Judge orders halt to construction near Yuma 5-3-07

PHOENIX (AP) - A federal judge has ordered a temporary halt to any construction on acreage near Yuma that could become home to the nation's first oil refinery in 30 years.

The Quechan Tribe has filed a lawsuit in U.S. District Court here that claims the federal government did an inadequate environmental review of artifacts and cultural resources before transferring the land.

The 3,500-member tribe wants to “prevent further destruction of Quechan cultural sites and resources” and force the federal government to follow environmental- and historic-preservation laws that govern such land transfers, according to tribal attorney Frank Jozwiak.

Once the tribe is satisfied that its historical and cultural interests are identified and appropriate steps are in place to protect and preserve those interests, Jozwiak said the tribe will not oppose the land transfer or the refinery.

Arizona Clean Fuels Yuma has been attempting to build the refinery for more than a decade.

The group has secured a federal air-quality permit needed to build a 150,000-barrel-per-day refinery, the first new U.S. refinery project to obtain such a permit in three decades.
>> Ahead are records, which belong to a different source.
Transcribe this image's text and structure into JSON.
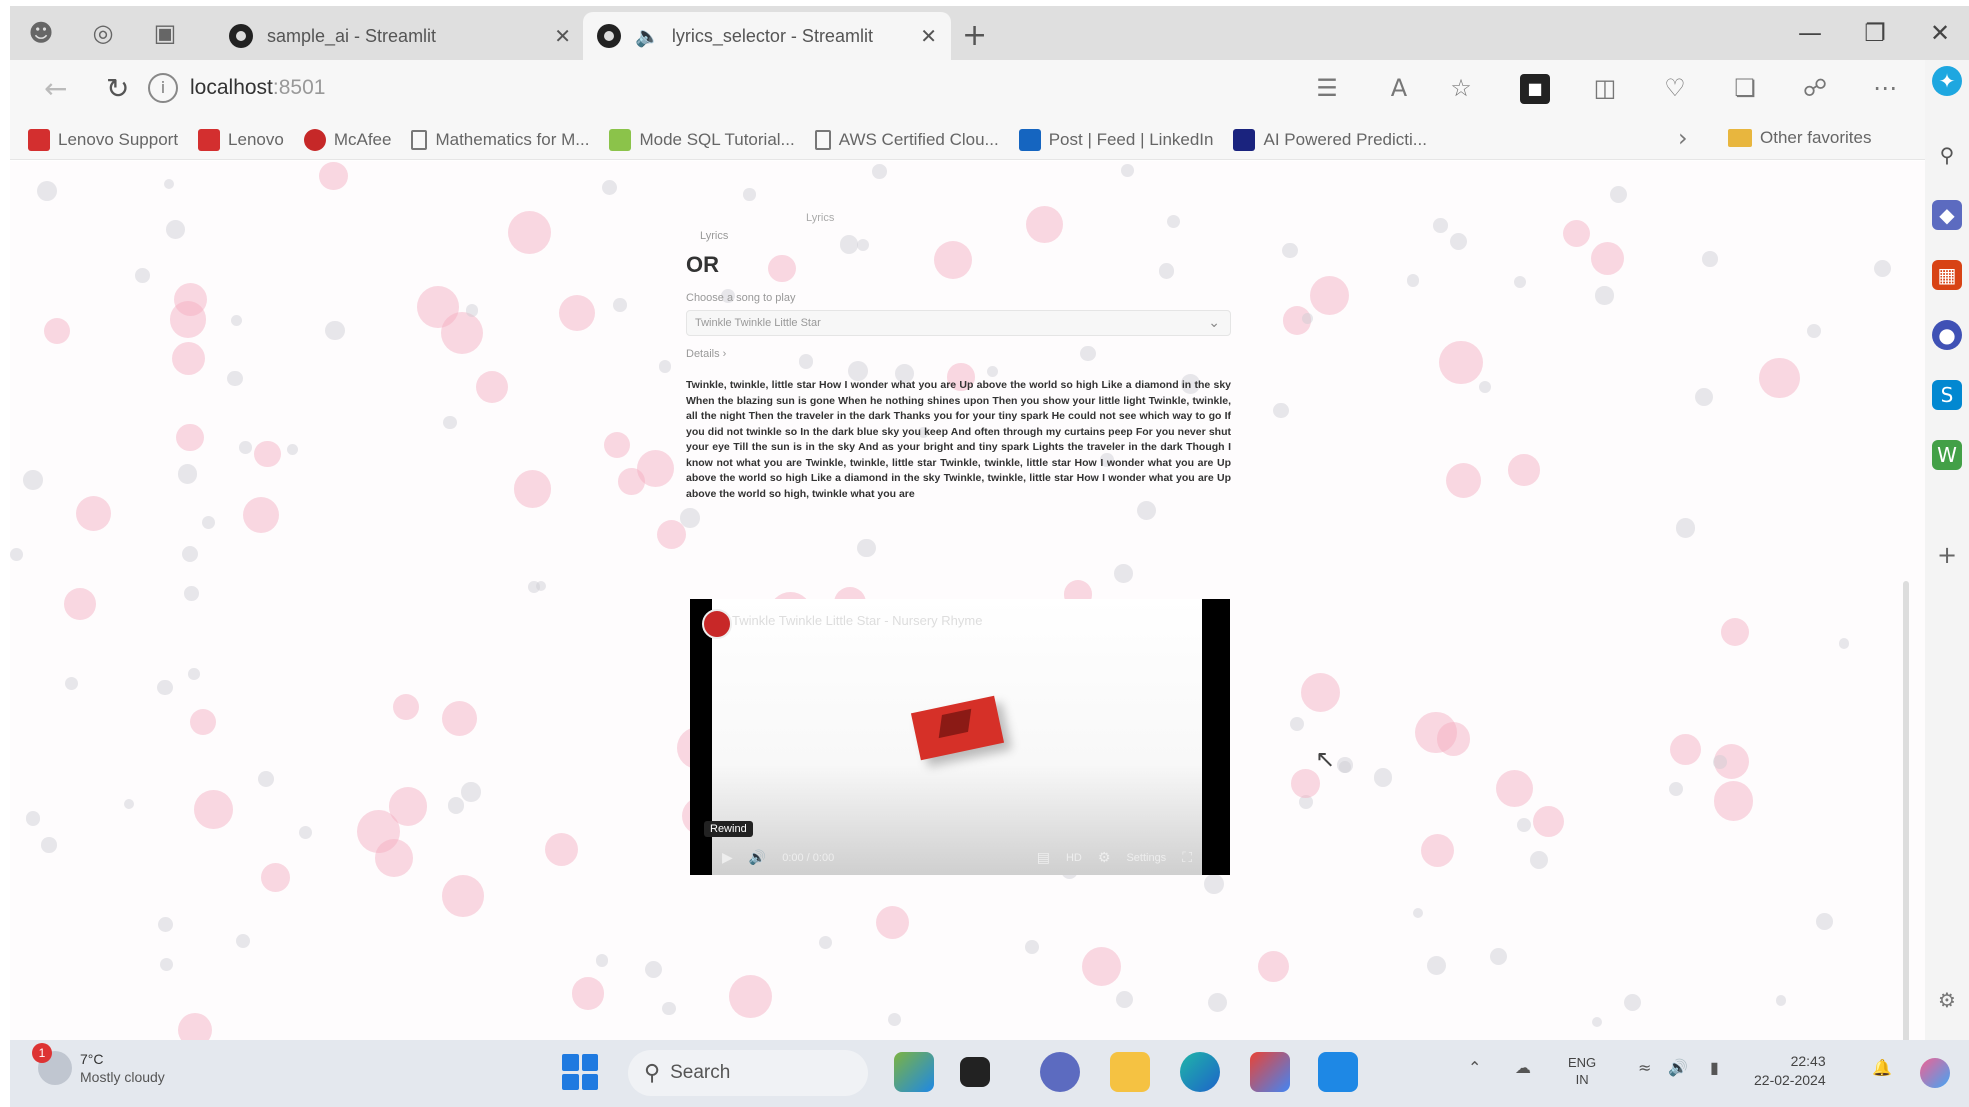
{
  "browser": {
    "tabs": [
      {
        "title": "sample_ai - Streamlit"
      },
      {
        "title": "lyrics_selector - Streamlit"
      }
    ],
    "url_host": "localhost",
    "url_port": ":8501",
    "bookmarks": [
      {
        "label": "Lenovo Support",
        "color": "#d32f2f"
      },
      {
        "label": "Lenovo",
        "color": "#d32f2f"
      },
      {
        "label": "McAfee",
        "color": "#c62828"
      },
      {
        "label": "Mathematics for M...",
        "color": ""
      },
      {
        "label": "Mode SQL Tutorial...",
        "color": "#8bc34a"
      },
      {
        "label": "AWS Certified Clou...",
        "color": ""
      },
      {
        "label": "Post | Feed | LinkedIn",
        "color": "#1565c0"
      },
      {
        "label": "AI Powered Predicti...",
        "color": "#1a237e"
      }
    ],
    "other_favorites": "Other favorites"
  },
  "page": {
    "crumb": "Lyrics",
    "small_label": "Lyrics",
    "heading": "OR",
    "field_label": "Choose a song to play",
    "select_value": "Twinkle Twinkle Little Star",
    "expander": "Details",
    "lyrics": "Twinkle, twinkle, little star How I wonder what you are Up above the world so high Like a diamond in the sky When the blazing sun is gone When he nothing shines upon Then you show your little light Twinkle, twinkle, all the night Then the traveler in the dark Thanks you for your tiny spark He could not see which way to go If you did not twinkle so In the dark blue sky you keep And often through my curtains peep For you never shut your eye Till the sun is in the sky And as your bright and tiny spark Lights the traveler in the dark Though I know not what you are Twinkle, twinkle, little star Twinkle, twinkle, little star How I wonder what you are Up above the world so high Like a diamond in the sky Twinkle, twinkle, little star How I wonder what you are Up above the world so high, twinkle what you are",
    "video": {
      "title": "Twinkle Twinkle Little Star - Nursery Rhyme",
      "tooltip": "Rewind",
      "time": "0:00 / 0:00",
      "quality": "HD",
      "settings": "Settings"
    }
  },
  "taskbar": {
    "weather_temp": "7°C",
    "weather_desc": "Mostly cloudy",
    "notification_count": "1",
    "search_placeholder": "Search",
    "lang": "ENG",
    "lang_region": "IN",
    "time": "22:43",
    "date": "22-02-2024"
  }
}
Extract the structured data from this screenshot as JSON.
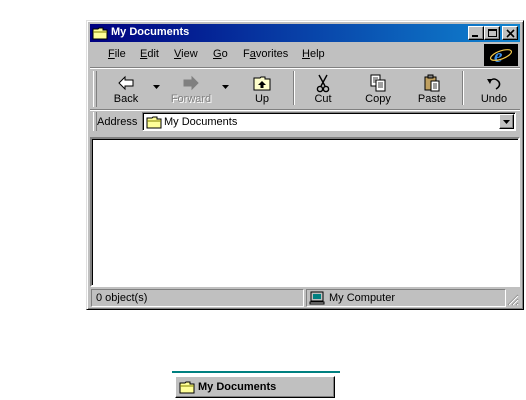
{
  "window": {
    "title": "My Documents",
    "title_gradient": [
      "#000080",
      "#1084d0"
    ]
  },
  "menu": {
    "items": [
      {
        "label": "File",
        "accel": "F",
        "rest": "ile"
      },
      {
        "label": "Edit",
        "accel": "E",
        "rest": "dit"
      },
      {
        "label": "View",
        "accel": "V",
        "rest": "iew"
      },
      {
        "label": "Go",
        "accel": "G",
        "rest": "o"
      },
      {
        "label": "Favorites",
        "accel": "a",
        "pre": "F",
        "rest": "vorites"
      },
      {
        "label": "Help",
        "accel": "H",
        "rest": "elp"
      }
    ]
  },
  "toolbar": {
    "back": "Back",
    "forward": "Forward",
    "up": "Up",
    "cut": "Cut",
    "copy": "Copy",
    "paste": "Paste",
    "undo": "Undo"
  },
  "address": {
    "label": "Address",
    "value": "My Documents"
  },
  "status": {
    "objects": "0 object(s)",
    "zone": "My Computer"
  },
  "taskbar": {
    "button_label": "My Documents"
  },
  "icons": {
    "folder": "folder-icon",
    "ie": "internet-explorer-logo",
    "back": "back-arrow-icon",
    "forward": "forward-arrow-icon",
    "up": "up-folder-icon",
    "cut": "scissors-icon",
    "copy": "copy-icon",
    "paste": "paste-icon",
    "undo": "undo-icon",
    "computer": "computer-icon"
  },
  "colors": {
    "face": "#c0c0c0",
    "title_active": "#000080",
    "folder_yellow": "#ffff99",
    "taskbar_line": "#008080"
  }
}
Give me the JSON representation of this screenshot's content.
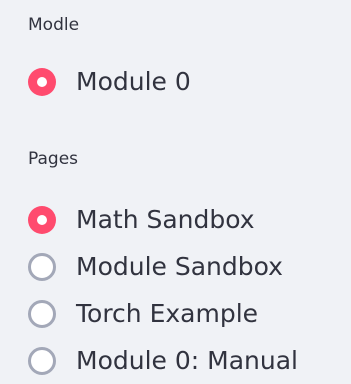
{
  "module_group": {
    "label": "Modle",
    "options": [
      {
        "label": "Module 0",
        "selected": true
      }
    ]
  },
  "pages_group": {
    "label": "Pages",
    "options": [
      {
        "label": "Math Sandbox",
        "selected": true
      },
      {
        "label": "Module Sandbox",
        "selected": false
      },
      {
        "label": "Torch Example",
        "selected": false
      },
      {
        "label": "Module 0: Manual",
        "selected": false
      }
    ]
  },
  "colors": {
    "background": "#f0f2f6",
    "text": "#31333f",
    "accent": "#ff4b6e",
    "radio_border": "#a3a8b8"
  }
}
Even though the federal lawsuit challenges the land transfer, refinery backers say they will continue to pursue other aspects of the $3.7 billion project, including securing financing, oil supplies and government approvals.

The Clean Fuels group still plans to start production of gasoline, diesel and jet fuel in late 2011.

It is negotiating financing details with six to eight domestic and foreign investors that would help pay for the project and has letters of interest from Canadian oil suppliers that could provide the fuel to be converted.

The group also must identify pipeline routes through Arizona and Mexico that would transfer the refined fuel.

Arizona Clean Fuels and other parties named in the lawsuit agreed to a judge's order last month, preventing transfer or disturbance of the land until June 30 or until the court rules otherwise.

The lawsuit, filed by the Quechans of the Fort Yuma Reservation, centers on the federal Bureau of Reclamation's plan to transfer more than 47,626 acres of federal land to the Wellton-Mohawk Irrigation and Drainage District.